After witnessing 30 years of stellar economic growth, the Chinese economy has been going through a choppy phase for quite some time now. If we ignore some occasional upbeat data from the last 1.5 years, one has to question the health of the world’s second largest economy.
The nation saw weakened growth for 2013 to hit 14-year lows. China snapped a growth rate of 7.7%, which came a little above the market expectation of 7.6% expansion. Notably, analysts’ expectations for growth were the slowest since 1999.
For 2014, the Chinese government has targeted 7.5% growth rate, though this muted growth projection comes at the cost of new reforms in China, as per the government, while recent export figures haven’t helped either (read: China ETFs Tumble to Start 2014).
Quite expectedly, this near-term gloomy outlook has punished most of the China ETFs this year, as the vast majority are seeing modest losses to start 2014. However, only one sector -- technology – has held up pretty well in this downslide, with Guggenheim China Technology ETF (CQQQ - ETF report) and Global X China Technology ETF (QQQC - ETF report) returning just under 10.0%.
And beyond these, the China Internet ETF CSI China Internet ETF has also edged past the other two tech ETFs gaining as much as 21% this year. This is why the space demands close attention, especially given the broad weakness in other corners of the Chinese market.
What’s Behind This Bullishness?
China is possibly the most important emerging market and has ample room for expansion in the technology sector that will support its journey toward becoming a developed nation. Internet penetration is still low in China though people are embracing e-commerce activities and PC sales are increasing, thus urging the nation to go for further technological advancements.
China recorded 618 million Internet users to close out 2013 and 500 million mobile Internet users. The Internet penetration rate in China also increased to 45.8% in 2013 from 42.1% in 2012. To leverage this growing demand in the sector, China aims its technology sector to contribute 5% of GDP now, 8% in 2015 and 15% by 2020.

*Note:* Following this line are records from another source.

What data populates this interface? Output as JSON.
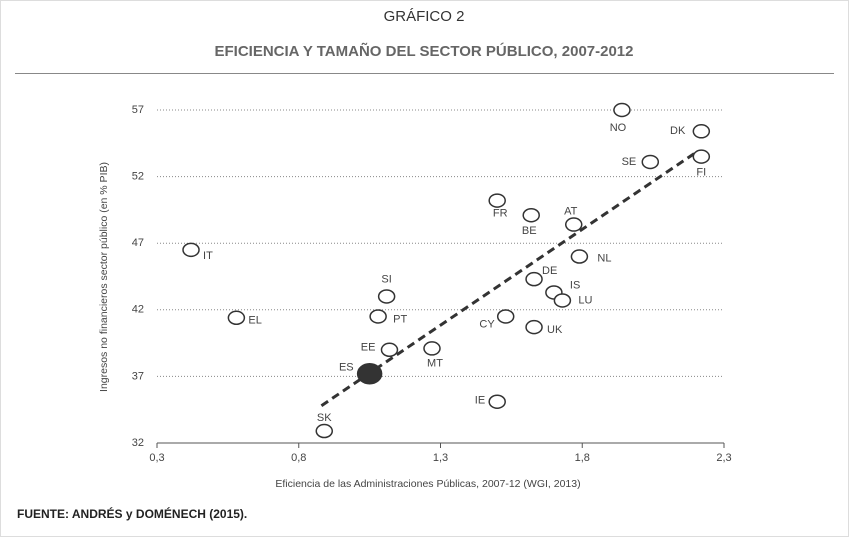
{
  "chart_data": {
    "type": "scatter",
    "title": "GRÁFICO 2",
    "subtitle": "EFICIENCIA Y TAMAÑO DEL SECTOR PÚBLICO, 2007-2012",
    "x_label": "Eficiencia de las Administraciones Públicas, 2007-12 (WGI, 2013)",
    "y_label": "Ingresos no financieros sector público (en % PIB)",
    "source": "FUENTE: ANDRÉS y DOMÉNECH (2015).",
    "labels": [
      "IT",
      "EL",
      "SI",
      "PT",
      "EE",
      "ES",
      "MT",
      "SK",
      "FR",
      "BE",
      "AT",
      "NL",
      "DE",
      "IS",
      "LU",
      "CY",
      "UK",
      "IE",
      "NO",
      "DK",
      "SE",
      "FI"
    ],
    "x": [
      0.42,
      0.58,
      1.11,
      1.08,
      1.12,
      1.05,
      1.27,
      0.89,
      1.5,
      1.62,
      1.77,
      1.79,
      1.63,
      1.7,
      1.73,
      1.53,
      1.63,
      1.5,
      1.94,
      2.22,
      2.04,
      2.22
    ],
    "values": [
      46.5,
      41.4,
      43.0,
      41.5,
      39.0,
      37.2,
      39.1,
      32.9,
      50.2,
      49.1,
      48.4,
      46.0,
      44.3,
      43.3,
      42.7,
      41.5,
      40.7,
      35.1,
      57.0,
      55.4,
      53.1,
      53.5
    ],
    "highlight": "ES",
    "color": "#333333",
    "trend_line": {
      "x": [
        0.88,
        2.2
      ],
      "values": [
        34.8,
        53.8
      ]
    },
    "xlim": [
      0.3,
      2.3
    ],
    "xticks": [
      {
        "value": 0.3,
        "label": "0,3"
      },
      {
        "value": 0.8,
        "label": "0,8"
      },
      {
        "value": 1.3,
        "label": "1,3"
      },
      {
        "value": 1.8,
        "label": "1,8"
      },
      {
        "value": 2.3,
        "label": "2,3"
      }
    ],
    "ylim": [
      32,
      57
    ],
    "yticks": [
      32,
      37,
      42,
      47,
      52,
      57
    ],
    "grid": true
  }
}
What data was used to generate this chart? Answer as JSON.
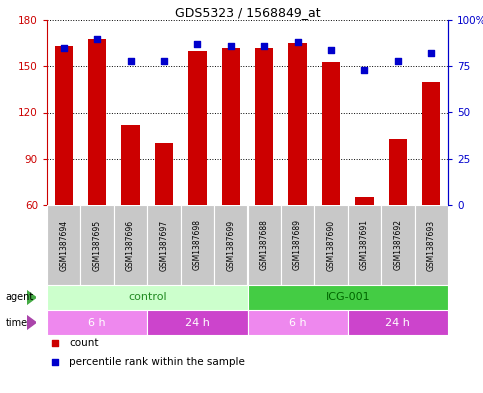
{
  "title": "GDS5323 / 1568849_at",
  "samples": [
    "GSM1387694",
    "GSM1387695",
    "GSM1387696",
    "GSM1387697",
    "GSM1387698",
    "GSM1387699",
    "GSM1387688",
    "GSM1387689",
    "GSM1387690",
    "GSM1387691",
    "GSM1387692",
    "GSM1387693"
  ],
  "counts": [
    163,
    168,
    112,
    100,
    160,
    162,
    162,
    165,
    153,
    65,
    103,
    140
  ],
  "percentiles": [
    85,
    90,
    78,
    78,
    87,
    86,
    86,
    88,
    84,
    73,
    78,
    82
  ],
  "y_min": 60,
  "y_max": 180,
  "y_ticks": [
    60,
    90,
    120,
    150,
    180
  ],
  "y_right_ticks": [
    0,
    25,
    50,
    75,
    100
  ],
  "y_right_labels": [
    "0",
    "25",
    "50",
    "75",
    "100%"
  ],
  "bar_color": "#cc0000",
  "dot_color": "#0000cc",
  "plot_bg": "#ffffff",
  "agent_groups": [
    {
      "label": "control",
      "start": 0,
      "end": 6,
      "color": "#ccffcc",
      "text_color": "#228B22"
    },
    {
      "label": "ICG-001",
      "start": 6,
      "end": 12,
      "color": "#44cc44",
      "text_color": "#006600"
    }
  ],
  "time_groups": [
    {
      "label": "6 h",
      "start": 0,
      "end": 3,
      "color": "#ee88ee"
    },
    {
      "label": "24 h",
      "start": 3,
      "end": 6,
      "color": "#cc44cc"
    },
    {
      "label": "6 h",
      "start": 6,
      "end": 9,
      "color": "#ee88ee"
    },
    {
      "label": "24 h",
      "start": 9,
      "end": 12,
      "color": "#cc44cc"
    }
  ],
  "legend_count_color": "#cc0000",
  "legend_dot_color": "#0000cc",
  "left_axis_color": "#cc0000",
  "right_axis_color": "#0000cc",
  "grid_color": "#000000",
  "sample_bg": "#c8c8c8",
  "agent_label_color": "#333333",
  "time_label_color": "#333333",
  "arrow_agent_color": "#44aa44",
  "arrow_time_color": "#aa44aa"
}
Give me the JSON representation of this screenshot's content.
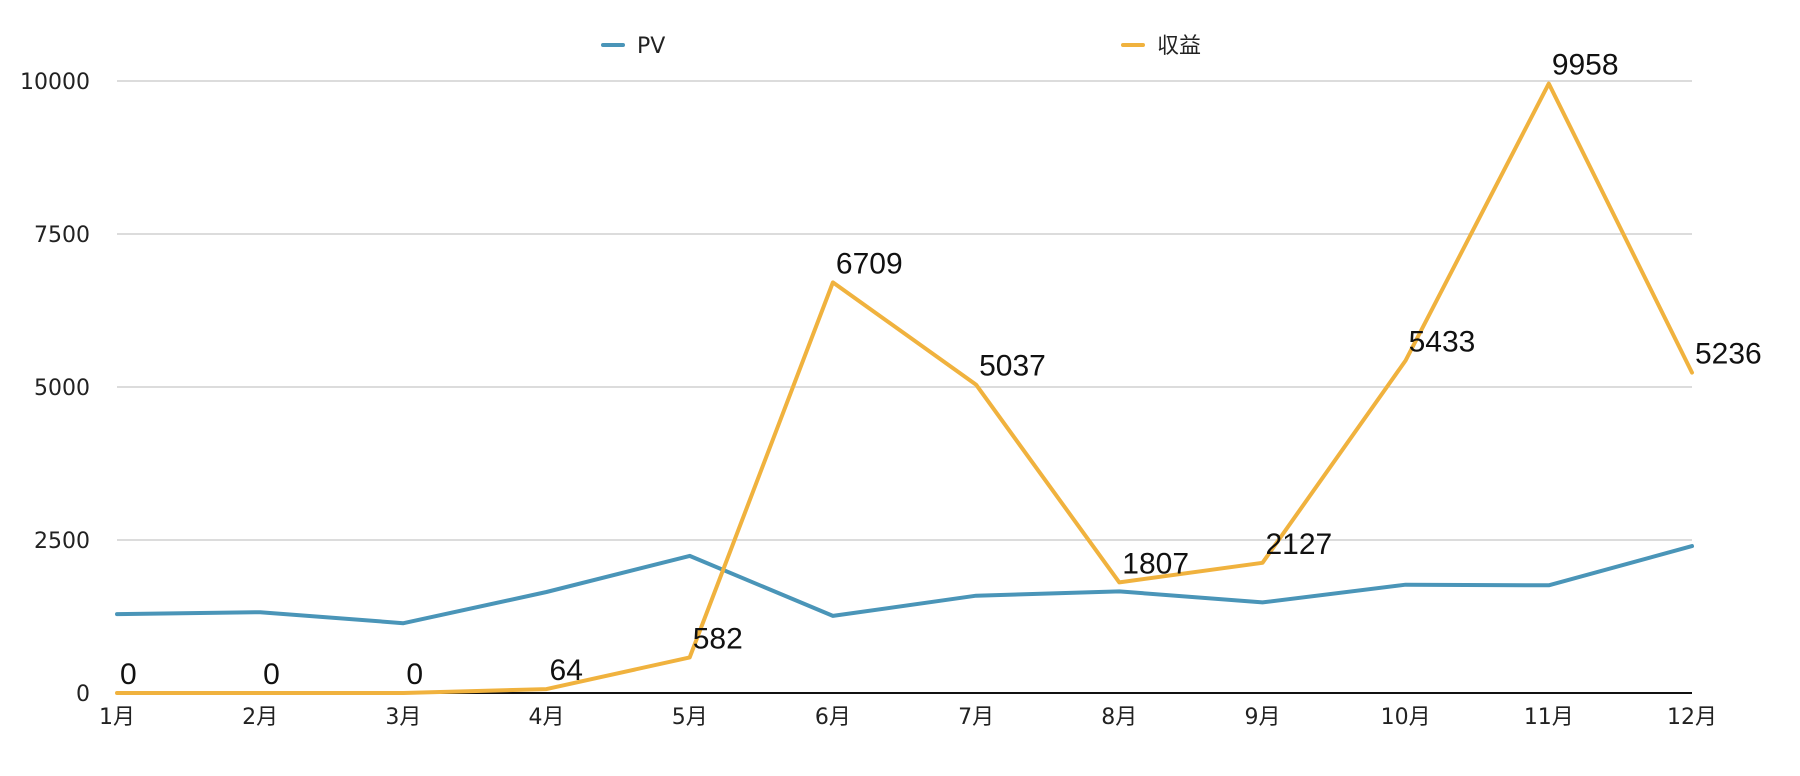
{
  "chart_data": {
    "type": "line",
    "categories": [
      "1月",
      "2月",
      "3月",
      "4月",
      "5月",
      "6月",
      "7月",
      "8月",
      "9月",
      "10月",
      "11月",
      "12月"
    ],
    "series": [
      {
        "name": "PV",
        "color": "#4a95b8",
        "values": [
          1290,
          1320,
          1140,
          1650,
          2240,
          1260,
          1590,
          1660,
          1480,
          1770,
          1760,
          2400
        ],
        "show_labels": false
      },
      {
        "name": "収益",
        "color": "#f0b23e",
        "values": [
          0,
          0,
          0,
          64,
          582,
          6709,
          5037,
          1807,
          2127,
          5433,
          9958,
          5236
        ],
        "show_labels": true
      }
    ],
    "y_ticks": [
      0,
      2500,
      5000,
      7500,
      10000
    ],
    "ylim": [
      0,
      10000
    ],
    "grid": true,
    "legend_position": "top"
  }
}
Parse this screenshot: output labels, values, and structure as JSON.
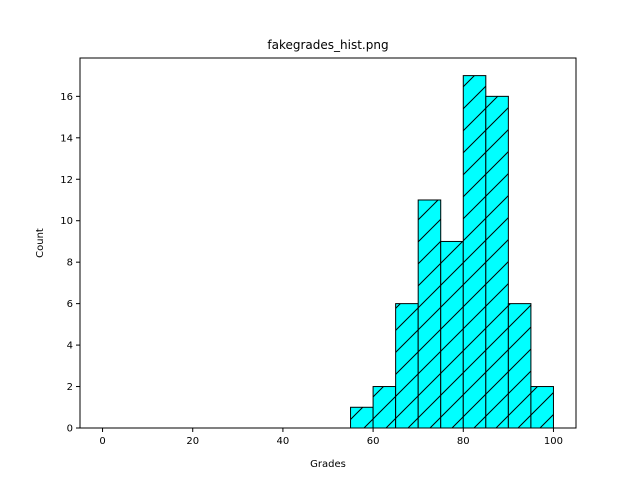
{
  "chart_data": {
    "type": "bar",
    "title": "fakegrades_hist.png",
    "xlabel": "Grades",
    "ylabel": "Count",
    "bin_edges": [
      55,
      60,
      65,
      70,
      75,
      80,
      85,
      90,
      95,
      100
    ],
    "values": [
      1,
      2,
      6,
      11,
      9,
      17,
      16,
      6,
      2
    ],
    "xlim": [
      -5,
      105
    ],
    "ylim": [
      0,
      17.85
    ],
    "xticks": [
      0,
      20,
      40,
      60,
      80,
      100
    ],
    "yticks": [
      0,
      2,
      4,
      6,
      8,
      10,
      12,
      14,
      16
    ],
    "bar_color": "#00ffff",
    "edge_color": "#000000",
    "hatch": "/",
    "grid": false
  }
}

Several market analysts believe that market capitalizations of Chinese Internet companies are contesting hard with the largest U.S. and global industry players (read: Guide to China Technology ETFs).
KWEB in Focus
This ETF is a rather new member in the China ETF space, having forayed into the market on July 31 of 2013 and accumulated more than $75.0 million in assets within such a short span. The ETF is exposed to the companies doing business in the segments like Internet software, home entertainment and educational software, commercial or retail services primarily provided online, and development of mobile Internet software or mobile Internet services.
All companies are based in China or derive at least 50% of their revenues from Mainland China. About 60% of the 30-holdings portfolio is invested in the top 10 stocks indicating that the ETF carries significant company-specific concentration risk.
Tencent (10.2%), QIHOO 360 (8.8%) and Baidu (7.0%) form the top three holdings. KWEB charges 68% of expense ratio a year (read: KraneShares Launches China Internet ETF).
During the launch of this ETF, the issuer noted that since 2000, Internet spending by urban Chinese has crept up 14% annually as the country’s rural populace is still migrating to cities thereby drawing more users to the Internet.
From the chart above, we can see that the Chinese Internet ETF has breezed past the biggest China ETF iShares FTSE China 25 Index Fund (FXI), as well as the iShares MSCI China Index Fund (MCHI) and SPDR S&P China ETF (GXC) over the last three-month period.
While all three broad market ETFs buckled under pressure and lost for the time frame, the sole Internet-focused ETF, KWEB, soared in comparison. No ‘hard landing’, no “QE taper”, no “debt issues” held back the steadily growing Internet segment as well as the broader tech space of China.
Of late, China has become a turning point (to a large extent) with its domestic events either promoting stability to the broader economy, or pushing other markets into a crisis situation. While we believe that long-term outlook for the nation is still optimistic as its government resorted to a slew of reformative measures, many investors seemed wary of having a Chinese investment in their portfolio in the near term.
Eventually, KWEB might open up an option to earn huge capital appreciation out of Chinese stocks, and a way to tap into one of the quickest growing sectors in the economic behemoth (read: China ETFs Jump on Government Reform Afterglow).